Pierre Bergounioux, Le Grand Sylvain, 1993
Qu'est-ce qui, ce matin-là, pouvait bien avoir corrompu ma tranquillité pour me soumettre à ce défilé de contraintes : dénicher une chemise et un pantalon présentables dans mon dressing dépeuplé, assujettir mes épis capillaires du matin, chausser des souliers d'extérieur, affronter la rumeur inhospitalière du boulevard, évoluer du bon côté du trottoir sans mordre sur les talons des piétons plus lents que moi tout en cédant la voie aux plus pressés et en anticipant les trajectoires subversives, tolérer dans le métro les exhalaisons dermiques et autres remugles intestinaux de mes congénères anonymes, m'asseoir sur le tissu de sellerie d'un strapontin chauffé par le séant douteux d'un autre, remercier, sourire et m'excuser sans cesse, patienter devant les torrents de carrosseries et de vapeurs catalytiques aux passages protégés, ignorer le vacarme visuel des dizaines d'enseignes de boutiques, parfumeries et opérateurs de téléphonie mobile au centre commercial, réclamer au comptoir d'accueil du magasin un jeton à insérer dans le cadenas de consignation du caddie pour tâcher enfin, comme soixante-cinq autres millions de Français, de trouver du bien-être parmi l'étalage de milliers de marques et d'emballages fantaisie, les Saveur tradition, Goût fermier, Harmonie fruitée, Mélange forestier et autres Panier découverte ?

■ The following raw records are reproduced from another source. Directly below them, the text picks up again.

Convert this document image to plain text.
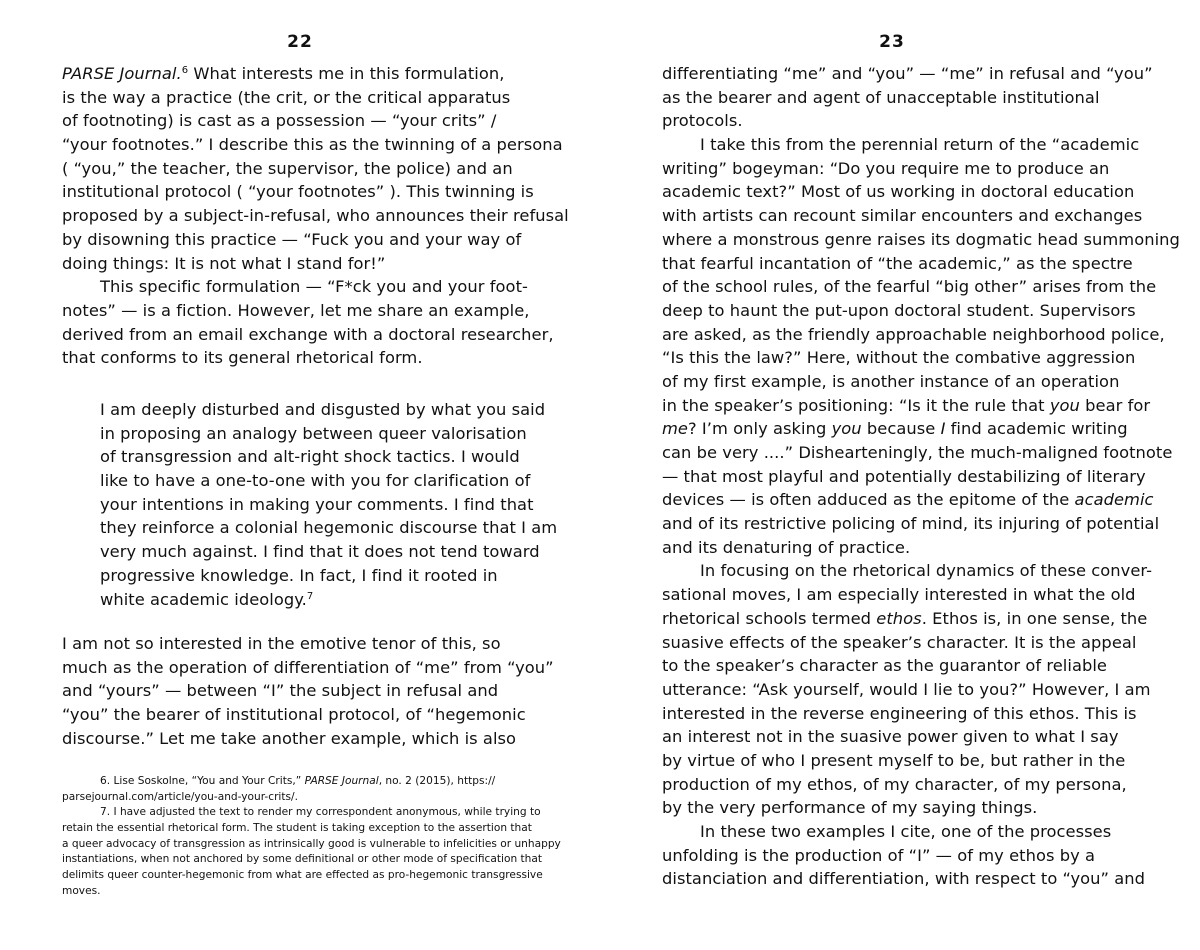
22
PARSE Journal.$^6$ What interests me in this formulation,
is the way a practice (the crit, or the critical apparatus
of footnoting) is cast as a possession — “your crits” /
“your footnotes.” I describe this as the twinning of a persona
( “you,” the teacher, the supervisor, the police) and an
institutional protocol ( “your footnotes” ). This twinning is
proposed by a subject-in-refusal, who announces their refusal
by disowning this practice — “Fuck you and your way of
doing things: It is not what I stand for!”
This specific formulation — “F*ck you and your foot-
notes” — is a fiction. However, let me share an example,
derived from an email exchange with a doctoral researcher,
that conforms to its general rhetorical form.
I am deeply disturbed and disgusted by what you said
in proposing an analogy between queer valorisation
of transgression and alt-right shock tactics. I would
like to have a one-to-one with you for clarification of
your intentions in making your comments. I find that
they reinforce a colonial hegemonic discourse that I am
very much against. I find that it does not tend toward
progressive knowledge. In fact, I find it rooted in
white academic ideology.$^7$
I am not so interested in the emotive tenor of this, so
much as the operation of differentiation of “me” from “you”
and “yours” — between “I” the subject in refusal and
“you” the bearer of institutional protocol, of “hegemonic
discourse.” Let me take another example, which is also
6. Lise Soskolne, “You and Your Crits,” PARSE Journal, no. 2 (2015), https://
parsejournal.com/article/you-and-your-crits/.
7. I have adjusted the text to render my correspondent anonymous, while trying to
retain the essential rhetorical form. The student is taking exception to the assertion that
a queer advocacy of transgression as intrinsically good is vulnerable to infelicities or unhappy
instantiations, when not anchored by some definitional or other mode of specification that
delimits queer counter-hegemonic from what are effected as pro-hegemonic transgressive
moves.
23
differentiating “me” and “you” — “me” in refusal and “you”
as the bearer and agent of unacceptable institutional
protocols.
I take this from the perennial return of the “academic
writing” bogeyman: “Do you require me to produce an
academic text?” Most of us working in doctoral education
with artists can recount similar encounters and exchanges
where a monstrous genre raises its dogmatic head summoning
that fearful incantation of “the academic,” as the spectre
of the school rules, of the fearful “big other” arises from the
deep to haunt the put-upon doctoral student. Supervisors
are asked, as the friendly approachable neighborhood police,
“Is this the law?” Here, without the combative aggression
of my first example, is another instance of an operation
in the speaker’s positioning: “Is it the rule that you bear for
me? I’m only asking you because I find academic writing
can be very ....” Dishearteningly, the much-maligned footnote
— that most playful and potentially destabilizing of literary
devices — is often adduced as the epitome of the academic
and of its restrictive policing of mind, its injuring of potential
and its denaturing of practice.
In focusing on the rhetorical dynamics of these conver-
sational moves, I am especially interested in what the old
rhetorical schools termed ethos. Ethos is, in one sense, the
suasive effects of the speaker’s character. It is the appeal
to the speaker’s character as the guarantor of reliable
utterance: “Ask yourself, would I lie to you?” However, I am
interested in the reverse engineering of this ethos. This is
an interest not in the suasive power given to what I say
by virtue of who I present myself to be, but rather in the
production of my ethos, of my character, of my persona,
by the very performance of my saying things.
In these two examples I cite, one of the processes
unfolding is the production of “I” — of my ethos by a
distanciation and differentiation, with respect to “you” and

Nicolas Fargue, La ligne de courtoisie, 2012
Il m’a ri en janvier ta jalousie m’épuise. Volontarisme suspect possession annihilante. Il en parle si souvent comme fortuite métastase qu’il faudrait disséquer puis passer sous chimio. Othello bas couture des plumes dans ma trachée. Il ne peut pas comprendre. Ce n’est pas de sa faute. Au règne des Cléopâtre sentiment suranné. Il n’est pas de bon ton l’aiguillon qui fibrûle la raison et l’aorte. Aujourd’hui fabulettes ça pérore au comptoir liberté hédonisme pendant que le Prozac saupoudre les catherinettes et kleenex au tiroir. Le lénifiant glissement libertin libéral Obligation suant OPA adultère sur les parts de marché. On fascisme : le Plaisir. Sainte Jouissance imposée. Et au fond des boudoirs crie encore un effort mes jolies citoyennes. La sodo au bureau la lècherie du chéri la partouze parisienne. Le plaisir, mignonnes, le plaisir. Devoir de forniqueries Travail-Famille-Patrie-Maréchal, parce que je le vaux bien.